Erythropoiesis requires rapid and extensive
hemoglobin production.
Heme activates
globin transcription and translation; therefore,
heme synthesis must precede
globin synthesis. As free
heme is a potent inducer of oxidative damage, its levels within cellular compartments require stringent regulation. Mice lacking the
heme exporter FLVCR1 have a severe
macrocytic anemia; however, the mechanisms that underlie erythropoiesis dysfunction in these animals are unclear. Here, we determined that erythropoiesis failure occurs in these animals at the CFU-E/proerythroblast stage, a point at which the
transferrin receptor (CD71) is upregulated,
iron is imported, and
heme is synthesized--before ample
globin is produced.

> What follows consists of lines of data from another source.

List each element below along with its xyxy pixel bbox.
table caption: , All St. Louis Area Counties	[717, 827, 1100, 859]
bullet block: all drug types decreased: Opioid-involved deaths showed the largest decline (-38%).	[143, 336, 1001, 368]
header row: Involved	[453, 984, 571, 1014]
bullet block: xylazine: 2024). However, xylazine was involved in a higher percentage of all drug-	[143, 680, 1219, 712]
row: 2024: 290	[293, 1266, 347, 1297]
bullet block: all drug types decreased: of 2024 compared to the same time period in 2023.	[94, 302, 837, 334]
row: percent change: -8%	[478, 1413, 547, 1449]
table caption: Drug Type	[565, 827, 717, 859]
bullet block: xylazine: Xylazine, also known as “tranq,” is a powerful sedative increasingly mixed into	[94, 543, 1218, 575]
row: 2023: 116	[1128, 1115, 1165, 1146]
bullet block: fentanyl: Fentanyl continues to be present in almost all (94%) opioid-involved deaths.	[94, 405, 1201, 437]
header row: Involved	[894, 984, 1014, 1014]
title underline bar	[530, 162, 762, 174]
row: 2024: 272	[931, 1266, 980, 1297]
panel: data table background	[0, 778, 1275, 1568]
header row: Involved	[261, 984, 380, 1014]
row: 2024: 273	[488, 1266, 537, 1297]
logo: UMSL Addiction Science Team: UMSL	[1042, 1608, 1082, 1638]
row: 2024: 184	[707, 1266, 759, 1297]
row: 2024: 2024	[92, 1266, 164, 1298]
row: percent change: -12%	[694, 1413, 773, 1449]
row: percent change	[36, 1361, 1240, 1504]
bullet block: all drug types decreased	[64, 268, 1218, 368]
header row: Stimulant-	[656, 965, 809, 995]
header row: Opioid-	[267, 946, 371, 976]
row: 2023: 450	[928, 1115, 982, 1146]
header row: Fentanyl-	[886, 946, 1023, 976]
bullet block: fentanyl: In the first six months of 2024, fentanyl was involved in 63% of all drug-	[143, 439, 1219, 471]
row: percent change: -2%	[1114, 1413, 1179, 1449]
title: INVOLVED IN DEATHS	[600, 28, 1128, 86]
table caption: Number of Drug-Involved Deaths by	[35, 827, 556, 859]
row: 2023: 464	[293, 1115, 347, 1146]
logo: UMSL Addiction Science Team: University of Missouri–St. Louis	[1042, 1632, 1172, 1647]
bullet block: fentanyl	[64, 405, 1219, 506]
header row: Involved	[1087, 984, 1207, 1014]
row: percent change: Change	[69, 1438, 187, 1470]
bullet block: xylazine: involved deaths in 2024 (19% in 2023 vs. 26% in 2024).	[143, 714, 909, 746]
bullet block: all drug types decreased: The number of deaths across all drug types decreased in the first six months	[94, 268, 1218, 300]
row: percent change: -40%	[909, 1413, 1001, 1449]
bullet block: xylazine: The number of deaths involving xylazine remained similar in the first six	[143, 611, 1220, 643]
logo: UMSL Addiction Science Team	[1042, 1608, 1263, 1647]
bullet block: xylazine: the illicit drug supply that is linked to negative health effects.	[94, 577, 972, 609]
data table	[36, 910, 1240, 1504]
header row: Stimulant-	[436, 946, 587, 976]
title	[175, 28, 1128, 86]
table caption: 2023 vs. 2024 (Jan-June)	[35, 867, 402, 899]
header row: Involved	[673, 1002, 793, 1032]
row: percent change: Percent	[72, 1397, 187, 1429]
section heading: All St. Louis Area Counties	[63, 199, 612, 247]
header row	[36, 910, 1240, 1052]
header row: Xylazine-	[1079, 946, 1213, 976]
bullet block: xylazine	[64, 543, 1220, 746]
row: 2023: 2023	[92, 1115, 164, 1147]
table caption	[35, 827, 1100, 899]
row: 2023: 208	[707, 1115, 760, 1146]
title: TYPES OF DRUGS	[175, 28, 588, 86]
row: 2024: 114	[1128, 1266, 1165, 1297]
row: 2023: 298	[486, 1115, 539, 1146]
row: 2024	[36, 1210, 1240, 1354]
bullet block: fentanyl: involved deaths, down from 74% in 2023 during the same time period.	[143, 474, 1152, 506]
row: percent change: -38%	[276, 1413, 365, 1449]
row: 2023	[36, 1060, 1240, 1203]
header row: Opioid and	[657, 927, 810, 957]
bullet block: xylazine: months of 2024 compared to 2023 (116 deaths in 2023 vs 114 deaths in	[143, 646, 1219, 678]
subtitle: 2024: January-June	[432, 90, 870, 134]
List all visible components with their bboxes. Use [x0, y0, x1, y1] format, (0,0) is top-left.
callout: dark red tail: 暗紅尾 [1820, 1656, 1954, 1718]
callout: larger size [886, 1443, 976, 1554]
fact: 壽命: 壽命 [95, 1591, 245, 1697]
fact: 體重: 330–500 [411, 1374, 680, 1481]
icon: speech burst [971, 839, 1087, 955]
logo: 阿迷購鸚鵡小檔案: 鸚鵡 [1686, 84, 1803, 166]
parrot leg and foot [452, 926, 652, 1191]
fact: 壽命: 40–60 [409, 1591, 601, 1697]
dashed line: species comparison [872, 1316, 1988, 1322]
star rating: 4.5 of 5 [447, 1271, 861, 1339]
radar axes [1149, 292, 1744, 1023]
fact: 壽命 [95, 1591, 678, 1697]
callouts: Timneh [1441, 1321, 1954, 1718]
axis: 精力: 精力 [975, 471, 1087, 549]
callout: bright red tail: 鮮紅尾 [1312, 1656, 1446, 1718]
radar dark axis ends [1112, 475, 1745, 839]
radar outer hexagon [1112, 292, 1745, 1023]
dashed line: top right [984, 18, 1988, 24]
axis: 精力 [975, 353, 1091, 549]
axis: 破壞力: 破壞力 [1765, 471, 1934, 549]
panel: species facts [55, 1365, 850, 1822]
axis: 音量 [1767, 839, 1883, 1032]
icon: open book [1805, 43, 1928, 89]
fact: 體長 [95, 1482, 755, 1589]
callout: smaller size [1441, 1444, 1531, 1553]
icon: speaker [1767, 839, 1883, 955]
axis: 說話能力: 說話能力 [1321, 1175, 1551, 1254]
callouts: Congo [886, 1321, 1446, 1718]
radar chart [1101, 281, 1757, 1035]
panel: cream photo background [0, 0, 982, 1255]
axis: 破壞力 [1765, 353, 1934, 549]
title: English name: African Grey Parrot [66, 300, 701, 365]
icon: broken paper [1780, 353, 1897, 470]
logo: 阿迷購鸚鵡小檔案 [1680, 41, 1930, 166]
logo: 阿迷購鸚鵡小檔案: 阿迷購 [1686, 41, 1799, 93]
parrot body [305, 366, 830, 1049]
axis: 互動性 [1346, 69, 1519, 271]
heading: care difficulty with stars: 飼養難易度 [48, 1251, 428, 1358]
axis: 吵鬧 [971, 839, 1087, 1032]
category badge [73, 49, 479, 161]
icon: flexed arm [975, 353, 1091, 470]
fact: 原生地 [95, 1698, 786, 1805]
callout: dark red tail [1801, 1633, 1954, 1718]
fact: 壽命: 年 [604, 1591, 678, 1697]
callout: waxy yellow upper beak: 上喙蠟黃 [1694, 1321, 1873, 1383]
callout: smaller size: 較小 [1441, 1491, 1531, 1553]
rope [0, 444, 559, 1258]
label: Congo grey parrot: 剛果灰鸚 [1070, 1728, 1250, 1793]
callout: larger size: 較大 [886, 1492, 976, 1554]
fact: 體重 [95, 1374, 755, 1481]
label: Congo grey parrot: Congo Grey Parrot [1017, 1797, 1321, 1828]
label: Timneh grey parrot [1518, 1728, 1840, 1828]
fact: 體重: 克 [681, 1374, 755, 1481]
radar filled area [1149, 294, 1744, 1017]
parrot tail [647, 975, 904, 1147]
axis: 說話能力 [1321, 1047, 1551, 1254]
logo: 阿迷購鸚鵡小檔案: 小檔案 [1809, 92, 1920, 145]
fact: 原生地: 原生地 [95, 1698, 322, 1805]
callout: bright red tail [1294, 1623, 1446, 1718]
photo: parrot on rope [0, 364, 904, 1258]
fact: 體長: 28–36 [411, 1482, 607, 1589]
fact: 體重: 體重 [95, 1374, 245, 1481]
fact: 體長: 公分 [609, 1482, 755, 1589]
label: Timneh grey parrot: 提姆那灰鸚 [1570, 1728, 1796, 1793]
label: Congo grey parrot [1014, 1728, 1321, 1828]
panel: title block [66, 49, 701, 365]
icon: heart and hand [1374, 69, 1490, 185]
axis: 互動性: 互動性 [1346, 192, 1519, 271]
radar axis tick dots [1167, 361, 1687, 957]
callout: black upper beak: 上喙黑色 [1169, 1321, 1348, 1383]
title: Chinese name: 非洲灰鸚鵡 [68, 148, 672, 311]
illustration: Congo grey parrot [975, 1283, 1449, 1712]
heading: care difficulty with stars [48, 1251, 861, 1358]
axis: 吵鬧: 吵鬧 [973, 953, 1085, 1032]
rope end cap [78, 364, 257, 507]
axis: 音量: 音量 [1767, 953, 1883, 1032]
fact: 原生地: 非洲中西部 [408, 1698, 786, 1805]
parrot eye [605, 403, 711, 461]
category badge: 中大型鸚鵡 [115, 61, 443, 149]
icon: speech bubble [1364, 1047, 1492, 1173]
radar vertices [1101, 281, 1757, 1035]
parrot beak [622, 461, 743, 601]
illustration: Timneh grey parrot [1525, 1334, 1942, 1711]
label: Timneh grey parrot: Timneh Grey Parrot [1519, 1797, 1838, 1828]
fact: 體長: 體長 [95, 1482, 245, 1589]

From the CFU-E/proerythroblast (CD71(+) Ter119(-) cells) stage onward, erythroid progenitors exhibited excess
heme content, increased cytoplasmic ROS, and increased apoptosis. Reducing
heme synthesis in FLVCR1-defient animals via genetic and biochemical approaches improved the
anemia, implying that
heme excess causes, and is not just associated with, the erythroid marrow failure. Expression of the cell surface FLVCR1
isoform, but not the mitochondrial FLVCR1
isoform, restored normal rbc production, demonstrating that cellular
heme export is essential. Together, these studies provide insight into how
heme is regulated to allow effective erythropoiesis, show that erythropoiesis fails when
heme is excessive, and emphasize the importance of evaluating Ter119(-) erythroid cells when studying erythroid marrow failure in murine models.